250*7 = 1750 vCPU cores avail.

There are 3100-1750 = 1,350 deficit vCPU cores.

As such to make up a 1vCPU core to VM at peak workload an oversubscription would be 1.8

1750*1.8 = 3150 vCPU available.

Honestly, depending on these workloads and your requirements you can probably bust this subscription ratio up more and again, I would instead share the management workloads over the cluster more and induct the first node as another compute resource.

I would like to know more about the workloads, what is the flavour of each VM, Is the workload disk intensive, cpu or memory, or io?

In terms of running the workload, I don’t see an obvious issue with your nova config, the allocation ratio is high but that’s not going to probably be an issue here based on the numbers I mentioned.

Ensuring host reservation memory is good, which I can see you have around 128GB in reservation and ram_allocation_ratio as 1.0 will ensure no OOM scenarios.

Overall, I think your settings are sane and my only comment would be to add that management node into the compute mix if you can but otherwise without knowing more on the workload, seems fine.
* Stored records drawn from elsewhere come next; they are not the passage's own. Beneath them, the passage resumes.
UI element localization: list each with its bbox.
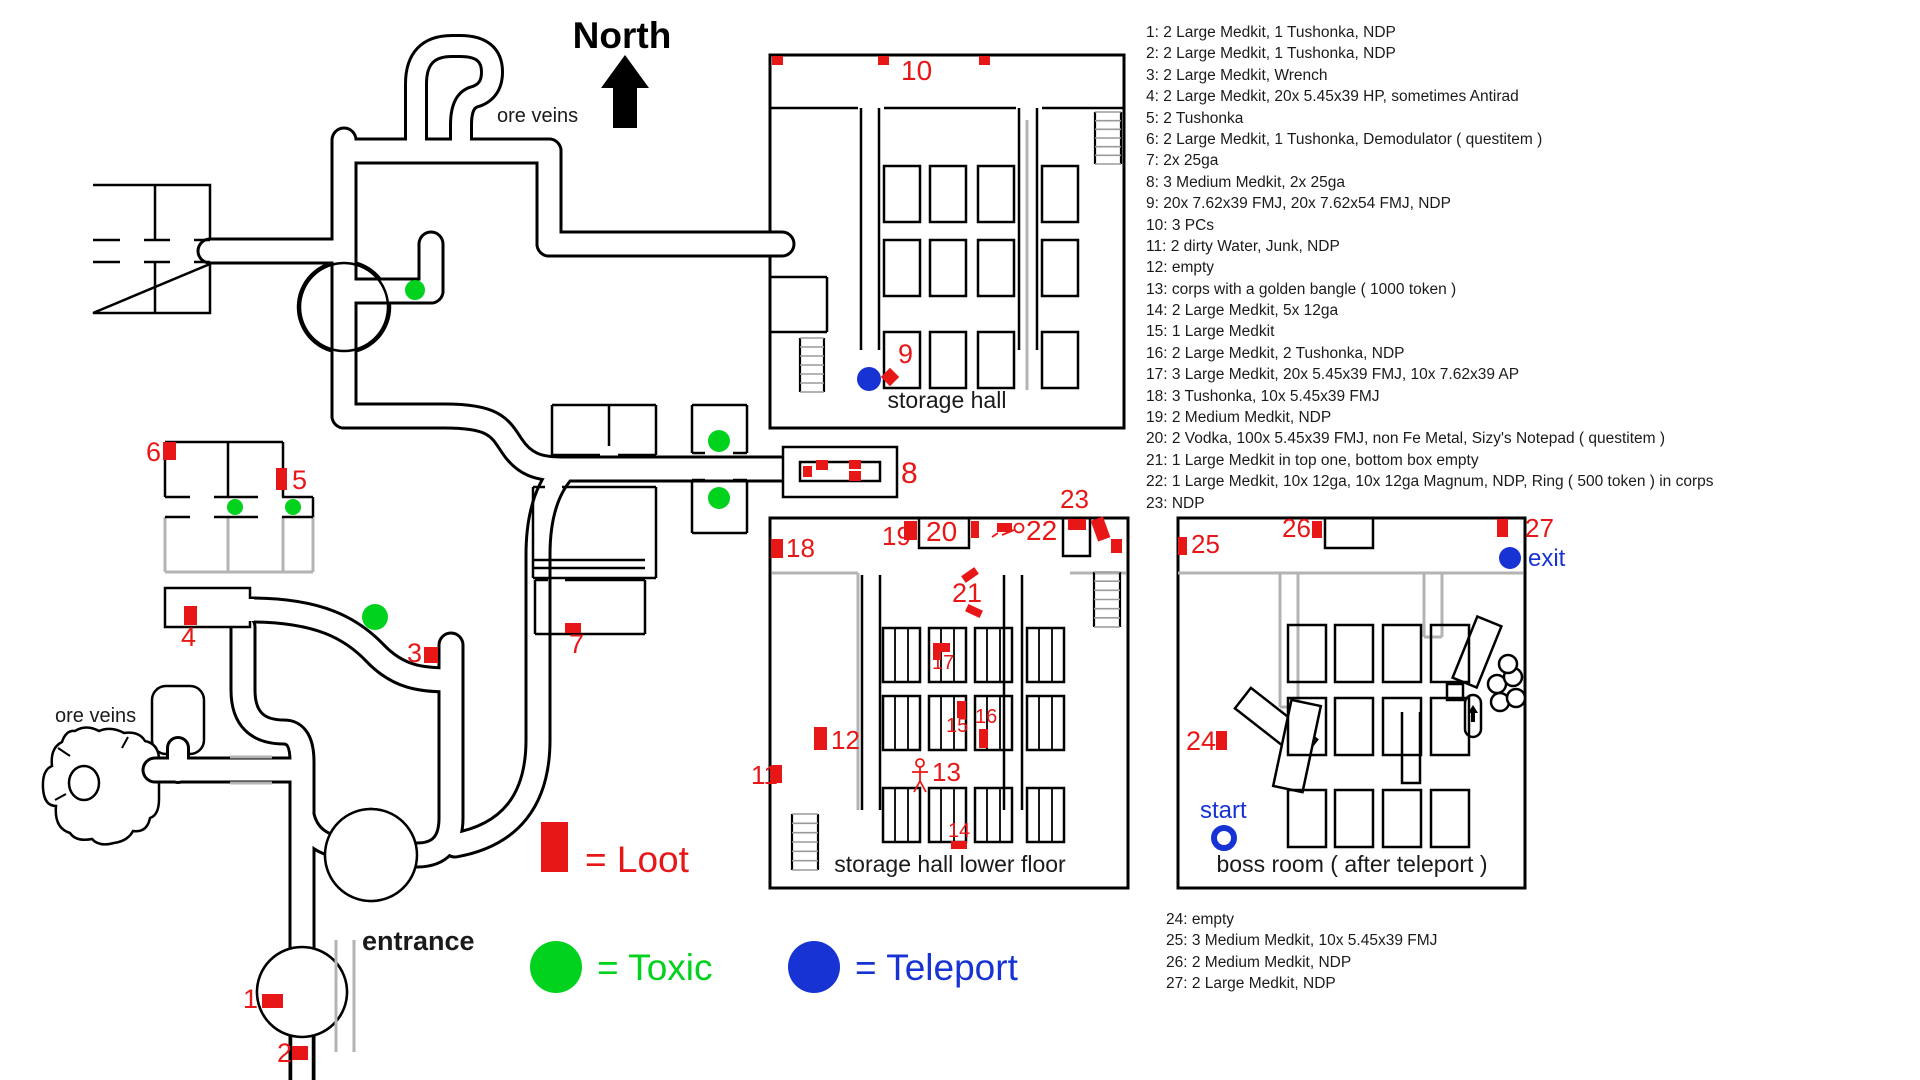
marker-number-25: 25: [1191, 529, 1220, 559]
loot-marker-24: [1216, 731, 1227, 750]
ore-vein-blob: [43, 728, 159, 845]
north-label: North: [573, 15, 672, 56]
legend-teleport-label: = Teleport: [855, 947, 1019, 988]
loot-marker-6: [163, 442, 176, 460]
marker-number-27: 27: [1525, 513, 1554, 543]
loot-marker-25: [1178, 537, 1187, 555]
loot-list-item: 25: 3 Medium Medkit, 10x 5.45x39 FMJ: [1166, 930, 1437, 951]
marker-number-15: 15: [946, 715, 968, 737]
loot-list-item: 13: corps with a golden bangle ( 1000 to…: [1146, 279, 1714, 300]
marker-number-22: 22: [1026, 515, 1057, 546]
marker-number-3: 3: [407, 638, 422, 668]
storage-hall-label: storage hall: [888, 387, 1007, 413]
loot-list-item: 23: NDP: [1146, 493, 1714, 514]
loot-marker-16: [979, 729, 988, 748]
map-page: 1234567891011121314151617181920212223242…: [0, 0, 1920, 1080]
marker-number-5: 5: [292, 465, 307, 495]
loot-marker-box: [933, 643, 950, 652]
storage-hall-lower-label: storage hall lower floor: [834, 851, 1066, 877]
loot-marker-23: [1068, 519, 1086, 530]
marker-number-16: 16: [975, 706, 997, 728]
start-label: start: [1200, 797, 1247, 824]
room-8: [783, 447, 897, 497]
marker-number-7: 7: [569, 629, 584, 659]
loot-marker-26: [1312, 521, 1322, 538]
loot-list-item: 18: 3 Tushonka, 10x 5.45x39 FMJ: [1146, 386, 1714, 407]
toxic-dot: [227, 499, 243, 515]
loot-marker-box: [849, 471, 861, 481]
exit-label: exit: [1528, 545, 1566, 572]
marker-number-26: 26: [1282, 513, 1311, 543]
loot-list-bottom: 24: empty25: 3 Medium Medkit, 10x 5.45x3…: [1166, 909, 1437, 995]
loot-marker-12: [814, 727, 827, 750]
loot-swatch: [541, 822, 568, 872]
loot-marker-box-tilted: [1111, 539, 1122, 553]
loot-marker-box: [933, 652, 941, 660]
tunnel-floors: [155, 46, 790, 1080]
loot-list-item: 26: 2 Medium Medkit, NDP: [1166, 952, 1437, 973]
marker-number-19: 19: [882, 521, 911, 551]
marker-number-11: 11: [751, 760, 778, 790]
tunnel-casings: [155, 46, 790, 1080]
loot-list-item: 15: 1 Large Medkit: [1146, 321, 1714, 342]
barrel: [1507, 689, 1525, 707]
loot-marker-5: [276, 468, 287, 490]
loot-list-item: 12: empty: [1146, 257, 1714, 278]
teleport-dot: [1499, 547, 1521, 569]
loot-list-item: 5: 2 Tushonka: [1146, 108, 1714, 129]
loot-marker-2: [292, 1046, 308, 1060]
marker-number-14: 14: [948, 820, 970, 842]
marker-number-12: 12: [831, 725, 860, 755]
toxic-dot: [708, 487, 730, 509]
loot-marker-27: [1497, 519, 1508, 537]
loot-list-item: 21: 1 Large Medkit in top one, bottom bo…: [1146, 450, 1714, 471]
ore-veins-label-top: ore veins: [497, 105, 578, 127]
boss-room-label: boss room ( after teleport ): [1217, 851, 1488, 877]
room-block-nw: [93, 185, 210, 313]
north-arrow-icon: [601, 55, 649, 128]
loot-list-item: 4: 2 Large Medkit, 20x 5.45x39 HP, somet…: [1146, 86, 1714, 107]
loot-list-item: 11: 2 dirty Water, Junk, NDP: [1146, 236, 1714, 257]
loot-marker-20: [971, 521, 979, 538]
loot-list-item: 7: 2x 25ga: [1146, 150, 1714, 171]
marker-number-20: 20: [926, 516, 957, 547]
entrance-label: entrance: [362, 926, 475, 956]
teleport-dot: [857, 367, 881, 391]
loot-marker-box: [816, 460, 828, 470]
room-4: [165, 588, 254, 627]
loot-list-item: 10: 3 PCs: [1146, 215, 1714, 236]
marker-number-9: 9: [898, 339, 913, 369]
barrel: [1499, 655, 1517, 673]
loot-list-item: 22: 1 Large Medkit, 10x 12ga, 10x 12ga M…: [1146, 471, 1714, 492]
marker-number-23: 23: [1060, 484, 1089, 514]
marker-number-18: 18: [786, 533, 815, 563]
loot-list-item: 17: 3 Large Medkit, 20x 5.45x39 FMJ, 10x…: [1146, 364, 1714, 385]
loot-marker-1: [262, 994, 283, 1008]
marker-number-1: 1: [243, 984, 258, 1014]
marker-number-13: 13: [932, 757, 961, 787]
legend-toxic-label: = Toxic: [597, 947, 713, 988]
loot-list-item: 19: 2 Medium Medkit, NDP: [1146, 407, 1714, 428]
loot-marker-box: [979, 56, 990, 65]
marker-number-4: 4: [181, 622, 196, 652]
teleport-swatch: [788, 941, 840, 993]
loot-list-item: 16: 2 Large Medkit, 2 Tushonka, NDP: [1146, 343, 1714, 364]
ore-veins-label-bottom: ore veins: [55, 705, 136, 727]
loot-marker-box: [997, 523, 1012, 532]
marker-number-8: 8: [901, 457, 918, 490]
toxic-swatch: [530, 941, 582, 993]
room-7-top: [552, 405, 656, 455]
loot-marker-14: [951, 841, 967, 849]
north-indicator: North: [573, 15, 672, 128]
loot-list-item: 1: 2 Large Medkit, 1 Tushonka, NDP: [1146, 22, 1714, 43]
loot-list-item: 27: 2 Large Medkit, NDP: [1166, 973, 1437, 994]
toxic-dot: [362, 604, 388, 630]
marker-number-24: 24: [1186, 726, 1216, 756]
loot-list-item: 2: 2 Large Medkit, 1 Tushonka, NDP: [1146, 43, 1714, 64]
marker-number-2: 2: [277, 1038, 292, 1068]
loot-marker-3: [424, 647, 438, 663]
marker-number-10: 10: [901, 55, 932, 86]
loot-marker-18: [771, 539, 783, 558]
loot-list-item: 20: 2 Vodka, 100x 5.45x39 FMJ, non Fe Me…: [1146, 428, 1714, 449]
toxic-dot: [405, 280, 425, 300]
loot-marker-box: [772, 56, 783, 65]
loot-list-item: 6: 2 Large Medkit, 1 Tushonka, Demodulat…: [1146, 129, 1714, 150]
legend-loot-label: = Loot: [585, 839, 690, 880]
marker-number-6: 6: [146, 437, 161, 467]
toxic-dot: [708, 430, 730, 452]
loot-list-item: 24: empty: [1166, 909, 1437, 930]
toxic-dot: [285, 499, 301, 515]
loot-marker-box: [878, 56, 889, 65]
loot-marker-box: [803, 466, 812, 477]
loot-list-item: 3: 2 Large Medkit, Wrench: [1146, 65, 1714, 86]
loot-list-item: 14: 2 Large Medkit, 5x 12ga: [1146, 300, 1714, 321]
marker-number-21: 21: [952, 578, 982, 608]
loot-list-top: 1: 2 Large Medkit, 1 Tushonka, NDP2: 2 L…: [1146, 22, 1714, 514]
loot-marker-box: [849, 460, 861, 469]
loot-list-item: 8: 3 Medium Medkit, 2x 25ga: [1146, 172, 1714, 193]
loot-list-item: 9: 20x 7.62x39 FMJ, 20x 7.62x54 FMJ, NDP: [1146, 193, 1714, 214]
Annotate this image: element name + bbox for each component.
Have you done any scale testing? Spun up a workload of 3100 VMs? ( easiest way to do this would likely be to heat template…) then run an image with a default start workload of something you want to test with.

--Karl.

From: Forrest Fuqua <fffics@rit.edu>
Date: Tuesday, 31 October 2023 at 5:40 am
To: openstack-discuss@lists.openstack.org <openstack-discuss@lists.openstack.org>
Subject: [ops] Seeking Advice on Service Deployment and Layout for an 8-Node Cluster

Hi there,

I'm currently exploring some strategies and seeking advice on the deployment and layout of services on an 8-node cluster. Each node is equipped with dual AMD EYPC 7702s, two 100G Links, and 2TB of RAM. Additionally, I've set up two 13TB NVME drives in a Ceph configuration for each node.

At present, the setup involves one management node, while the others are dedicated to running Nova, Neutron, Glance, and Cinder. The workload, while fairly basic, involves handling substantial numbers. It's primarily used for one-off research projects and a few classes, serving around 60 end users.

The most demanding scenario occurs during cybersecurity competitions when we need to deploy 3100 VMs at once. When this is spread out over a few days, it's manageable. However, there's a risk of overloading the system, leading to DiskIO issues and Database inconsistencies.

Currently, I'm utilizing Kolla for deployment, and I've shared my configurations on this GitHub repository: Link to Configs.

I'd greatly appreciate any insights or advice on optimizing this setup to handle the peak workload more efficiently and prevent potential performance issues.

Thanks in advance for your help!